Mais bon c'est vrai que c'est impressionnant.
Tout l'intérieur est comme ça, c'est travaillé dans les moindres détails, c'est vraiment très très très... impressionnant (pardon pour la répétition).

Le bémol : le truc le plus célèbre des palais Nasrides c'est "la fontaine aux lions". Une fontaine qui est soutenue par des lions (merci pour la précision). Des faux lions bien sûr !!!
Et voilà nous on ne l'a pas vue. On a juste vu le bassin, au milieu de la cour, mais enfermé dans un vieux cube en verre du coup ça emmochissait tout. Et les lions étaient partis se restaurer (pas manger, bande d'idiots !! se FAIRE restaurer !!!).

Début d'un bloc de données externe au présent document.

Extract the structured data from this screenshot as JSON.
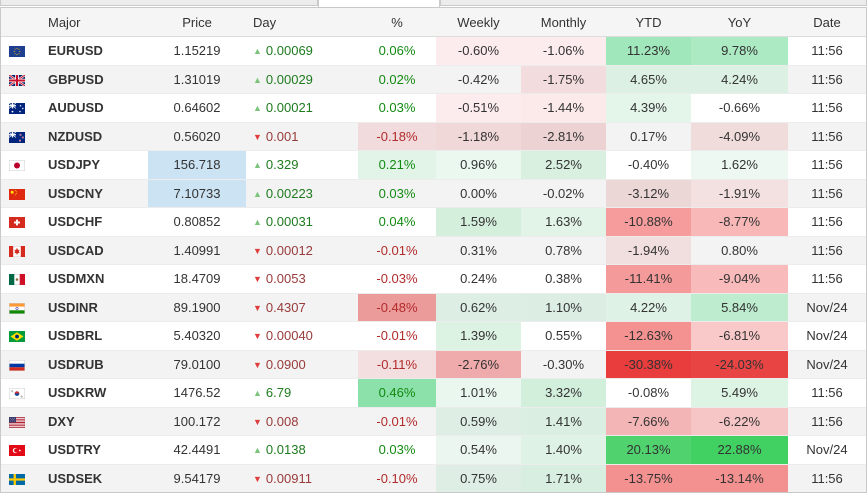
{
  "colors": {
    "price_flash_bg": "#cbe3f3",
    "day_up_text": "#1e7b1e",
    "day_down_text": "#993b3b",
    "pct_positive_text": "#128a12",
    "pct_negative_text": "#b22b2b",
    "heat_strong_red": "#e93c3c",
    "heat_strong_green": "#44d163",
    "header_bg": "#f5f5f5",
    "row_alt_bg": "#f3f3f3"
  },
  "table": {
    "columns": [
      "Major",
      "Price",
      "Day",
      "%",
      "Weekly",
      "Monthly",
      "YTD",
      "YoY",
      "Date"
    ],
    "rows": [
      {
        "flag": "eu",
        "symbol": "EURUSD",
        "price": "1.15219",
        "price_highlight": false,
        "day": {
          "dir": "up",
          "value": "0.00069"
        },
        "pct": {
          "value": "0.06%",
          "positive": true,
          "bg": null
        },
        "weekly": {
          "value": "-0.60%",
          "bg": "#fdeced"
        },
        "monthly": {
          "value": "-1.06%",
          "bg": "#fdeced"
        },
        "ytd": {
          "value": "11.23%",
          "bg": "#a0e7bb"
        },
        "yoy": {
          "value": "9.78%",
          "bg": "#aceac3"
        },
        "date": "11:56"
      },
      {
        "flag": "gb",
        "symbol": "GBPUSD",
        "price": "1.31019",
        "price_highlight": false,
        "day": {
          "dir": "up",
          "value": "0.00029"
        },
        "pct": {
          "value": "0.02%",
          "positive": true,
          "bg": null
        },
        "weekly": {
          "value": "-0.42%",
          "bg": null
        },
        "monthly": {
          "value": "-1.75%",
          "bg": "#f3dcdd"
        },
        "ytd": {
          "value": "4.65%",
          "bg": "#dcf1e3"
        },
        "yoy": {
          "value": "4.24%",
          "bg": "#dcf1e3"
        },
        "date": "11:56"
      },
      {
        "flag": "au",
        "symbol": "AUDUSD",
        "price": "0.64602",
        "price_highlight": false,
        "day": {
          "dir": "up",
          "value": "0.00021"
        },
        "pct": {
          "value": "0.03%",
          "positive": true,
          "bg": null
        },
        "weekly": {
          "value": "-0.51%",
          "bg": "#fdeced"
        },
        "monthly": {
          "value": "-1.44%",
          "bg": "#fceaea"
        },
        "ytd": {
          "value": "4.39%",
          "bg": "#e4f5ea"
        },
        "yoy": {
          "value": "-0.66%",
          "bg": null
        },
        "date": "11:56"
      },
      {
        "flag": "nz",
        "symbol": "NZDUSD",
        "price": "0.56020",
        "price_highlight": false,
        "day": {
          "dir": "down",
          "value": "0.001"
        },
        "pct": {
          "value": "-0.18%",
          "positive": false,
          "bg": "#f1dbdc"
        },
        "weekly": {
          "value": "-1.18%",
          "bg": "#f0d8d8"
        },
        "monthly": {
          "value": "-2.81%",
          "bg": "#ecd2d2"
        },
        "ytd": {
          "value": "0.17%",
          "bg": null
        },
        "yoy": {
          "value": "-4.09%",
          "bg": "#f1dcdc"
        },
        "date": "11:56"
      },
      {
        "flag": "jp",
        "symbol": "USDJPY",
        "price": "156.718",
        "price_highlight": true,
        "day": {
          "dir": "up",
          "value": "0.329"
        },
        "pct": {
          "value": "0.21%",
          "positive": true,
          "bg": "#e2f4e8"
        },
        "weekly": {
          "value": "0.96%",
          "bg": "#ebf8f0"
        },
        "monthly": {
          "value": "2.52%",
          "bg": "#d9f0e0"
        },
        "ytd": {
          "value": "-0.40%",
          "bg": null
        },
        "yoy": {
          "value": "1.62%",
          "bg": "#ecf8f1"
        },
        "date": "11:56"
      },
      {
        "flag": "cn",
        "symbol": "USDCNY",
        "price": "7.10733",
        "price_highlight": true,
        "day": {
          "dir": "up",
          "value": "0.00223"
        },
        "pct": {
          "value": "0.03%",
          "positive": true,
          "bg": null
        },
        "weekly": {
          "value": "0.00%",
          "bg": null
        },
        "monthly": {
          "value": "-0.02%",
          "bg": null
        },
        "ytd": {
          "value": "-3.12%",
          "bg": "#ecd7d7"
        },
        "yoy": {
          "value": "-1.91%",
          "bg": "#f3e1e1"
        },
        "date": "11:56"
      },
      {
        "flag": "ch",
        "symbol": "USDCHF",
        "price": "0.80852",
        "price_highlight": false,
        "day": {
          "dir": "up",
          "value": "0.00031"
        },
        "pct": {
          "value": "0.04%",
          "positive": true,
          "bg": null
        },
        "weekly": {
          "value": "1.59%",
          "bg": "#d5efdd"
        },
        "monthly": {
          "value": "1.63%",
          "bg": "#e2f4e8"
        },
        "ytd": {
          "value": "-10.88%",
          "bg": "#f69c9c"
        },
        "yoy": {
          "value": "-8.77%",
          "bg": "#f8b8b8"
        },
        "date": "11:56"
      },
      {
        "flag": "ca",
        "symbol": "USDCAD",
        "price": "1.40991",
        "price_highlight": false,
        "day": {
          "dir": "down",
          "value": "0.00012"
        },
        "pct": {
          "value": "-0.01%",
          "positive": false,
          "bg": null
        },
        "weekly": {
          "value": "0.31%",
          "bg": null
        },
        "monthly": {
          "value": "0.78%",
          "bg": null
        },
        "ytd": {
          "value": "-1.94%",
          "bg": "#f1dede"
        },
        "yoy": {
          "value": "0.80%",
          "bg": null
        },
        "date": "11:56"
      },
      {
        "flag": "mx",
        "symbol": "USDMXN",
        "price": "18.4709",
        "price_highlight": false,
        "day": {
          "dir": "down",
          "value": "0.0053"
        },
        "pct": {
          "value": "-0.03%",
          "positive": false,
          "bg": null
        },
        "weekly": {
          "value": "0.24%",
          "bg": null
        },
        "monthly": {
          "value": "0.38%",
          "bg": null
        },
        "ytd": {
          "value": "-11.41%",
          "bg": "#f59a9a"
        },
        "yoy": {
          "value": "-9.04%",
          "bg": "#f8baba"
        },
        "date": "11:56"
      },
      {
        "flag": "in",
        "symbol": "USDINR",
        "price": "89.1900",
        "price_highlight": false,
        "day": {
          "dir": "down",
          "value": "0.4307"
        },
        "pct": {
          "value": "-0.48%",
          "positive": false,
          "bg": "#ec9b9b"
        },
        "weekly": {
          "value": "0.62%",
          "bg": "#ddeee4"
        },
        "monthly": {
          "value": "1.10%",
          "bg": "#dceee3"
        },
        "ytd": {
          "value": "4.22%",
          "bg": "#dff2e6"
        },
        "yoy": {
          "value": "5.84%",
          "bg": "#bdecce"
        },
        "date": "Nov/24"
      },
      {
        "flag": "br",
        "symbol": "USDBRL",
        "price": "5.40320",
        "price_highlight": false,
        "day": {
          "dir": "down",
          "value": "0.00040"
        },
        "pct": {
          "value": "-0.01%",
          "positive": false,
          "bg": null
        },
        "weekly": {
          "value": "1.39%",
          "bg": "#dcf2e2"
        },
        "monthly": {
          "value": "0.55%",
          "bg": null
        },
        "ytd": {
          "value": "-12.63%",
          "bg": "#f49191"
        },
        "yoy": {
          "value": "-6.81%",
          "bg": "#f9c9c9"
        },
        "date": "Nov/24"
      },
      {
        "flag": "ru",
        "symbol": "USDRUB",
        "price": "79.0100",
        "price_highlight": false,
        "day": {
          "dir": "down",
          "value": "0.0900"
        },
        "pct": {
          "value": "-0.11%",
          "positive": false,
          "bg": "#f3dfdf"
        },
        "weekly": {
          "value": "-2.76%",
          "bg": "#efabab"
        },
        "monthly": {
          "value": "-0.30%",
          "bg": null
        },
        "ytd": {
          "value": "-30.38%",
          "bg": "#e93c3c"
        },
        "yoy": {
          "value": "-24.03%",
          "bg": "#e94444"
        },
        "date": "Nov/24"
      },
      {
        "flag": "kr",
        "symbol": "USDKRW",
        "price": "1476.52",
        "price_highlight": false,
        "day": {
          "dir": "up",
          "value": "6.79"
        },
        "pct": {
          "value": "0.46%",
          "positive": true,
          "bg": "#8ce0a9"
        },
        "weekly": {
          "value": "1.01%",
          "bg": "#e9f7ee"
        },
        "monthly": {
          "value": "3.32%",
          "bg": "#d2efdc"
        },
        "ytd": {
          "value": "-0.08%",
          "bg": null
        },
        "yoy": {
          "value": "5.49%",
          "bg": "#ddf3e4"
        },
        "date": "11:56"
      },
      {
        "flag": "us",
        "symbol": "DXY",
        "price": "100.172",
        "price_highlight": false,
        "day": {
          "dir": "down",
          "value": "0.008"
        },
        "pct": {
          "value": "-0.01%",
          "positive": false,
          "bg": null
        },
        "weekly": {
          "value": "0.59%",
          "bg": "#deeee5"
        },
        "monthly": {
          "value": "1.41%",
          "bg": "#daefe1"
        },
        "ytd": {
          "value": "-7.66%",
          "bg": "#f3b5b5"
        },
        "yoy": {
          "value": "-6.22%",
          "bg": "#f6c5c5"
        },
        "date": "11:56"
      },
      {
        "flag": "tr",
        "symbol": "USDTRY",
        "price": "42.4491",
        "price_highlight": false,
        "day": {
          "dir": "up",
          "value": "0.0138"
        },
        "pct": {
          "value": "0.03%",
          "positive": true,
          "bg": null
        },
        "weekly": {
          "value": "0.54%",
          "bg": "#eaf6ef"
        },
        "monthly": {
          "value": "1.40%",
          "bg": "#def2e5"
        },
        "ytd": {
          "value": "20.13%",
          "bg": "#50d36e"
        },
        "yoy": {
          "value": "22.88%",
          "bg": "#41d162"
        },
        "date": "Nov/24"
      },
      {
        "flag": "se",
        "symbol": "USDSEK",
        "price": "9.54179",
        "price_highlight": false,
        "day": {
          "dir": "down",
          "value": "0.00911"
        },
        "pct": {
          "value": "-0.10%",
          "positive": false,
          "bg": null
        },
        "weekly": {
          "value": "0.75%",
          "bg": "#deeee5"
        },
        "monthly": {
          "value": "1.71%",
          "bg": "#d8eee0"
        },
        "ytd": {
          "value": "-13.75%",
          "bg": "#f39090"
        },
        "yoy": {
          "value": "-13.14%",
          "bg": "#f39090"
        },
        "date": "11:56"
      }
    ]
  }
}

Donc bon les palais Nasrides c'était bien mais si on avait pu éviter de poireauter 1h30 pour les voir ça aurait été mieux.




Les Alpujarras

La Sierra Nevada (c'est d'ailleurs dans cette chaîne de montagne qu'est le plus haut sommet d'Espagne, le Mulhacen ou quelque chose comme ça, 3 482m) est toute proche de Granada. Et sur ses flancs se cachent les villages les plus hauts du pays : les Alpujarras. C'est dans ces montagnes que se sont réfugiés les Maures quand les Catholiques reconquéraient Granada. Nous avons donc passé une journée dans ces petits pueblos d'altitude.

C'est mignon, c'est vrai : maisonnettes blanches, rues étroites, fleurs rouges, feuilles vertes, dans la montagne... Mais bon la journée entière ça a fait un peu long et j'avoue qu'à la fin je n'en pouvais plus. Mais bon ça nous a fait un bon bol d'air, on a bien mangé, et ça nous a changé un peu.





 



















Le miam miam

Je ne vais pas m'étendre sur le chapitre bouffe car vous me connaissez, quand je commence c'est difficile de m'arrêter. Juste 2-3 mots : c'est trop bien car quand on prend un truc à boire on a une tapa avec !!!!!!!!!! Et ce n'est pas une légende ! Un petite part de tortilla, des olives, du fromage... Partout ils donnent quelque chose ! Donc forcément, j'ai bien aimé. On a même eu dans un bar sympa un peu alternatif, avec la 1ère bière un petit plat de chistorra (comme du chorizo) avec de la sauce tomate et des patates, pour 2, et après avec un verre de vin, un petit plat de gratin d'épinards au fromage (j'aime pas les épinards et Diego n'aime pas le fromage donc celui-ci n'a pas eu beaucoup de succès mais bon) !!! En sortant de là même pas besoin d'aller dîner !!!!

Bon par contre il ne faut pas être pressé car la rapidité ne fait pas partie de la culture andalouse. Un soir dans un resto les serveurs ne savaient même pas ce qu'on avait commandé, donc au moment de l'addition c'était assez marrant. Sauf quand ils nous l'ont apportée et qu'on en avait pour 10€ de plus que prévu... Mais ça ne s'est pas passé comme ça, on leur a gentiment fait remarquer qu'il y avait un problème et ils nous ont méchamment donné la -à peu près- correcte addition 10 minutes plus tard.



Allez les loulous, on va s'arrêter là pour l'instant, ça vous fait déjà un peu de lecture, et rendez-vous très bientôt pour la suite des vacances. Direction Ronda et Cadiz !!!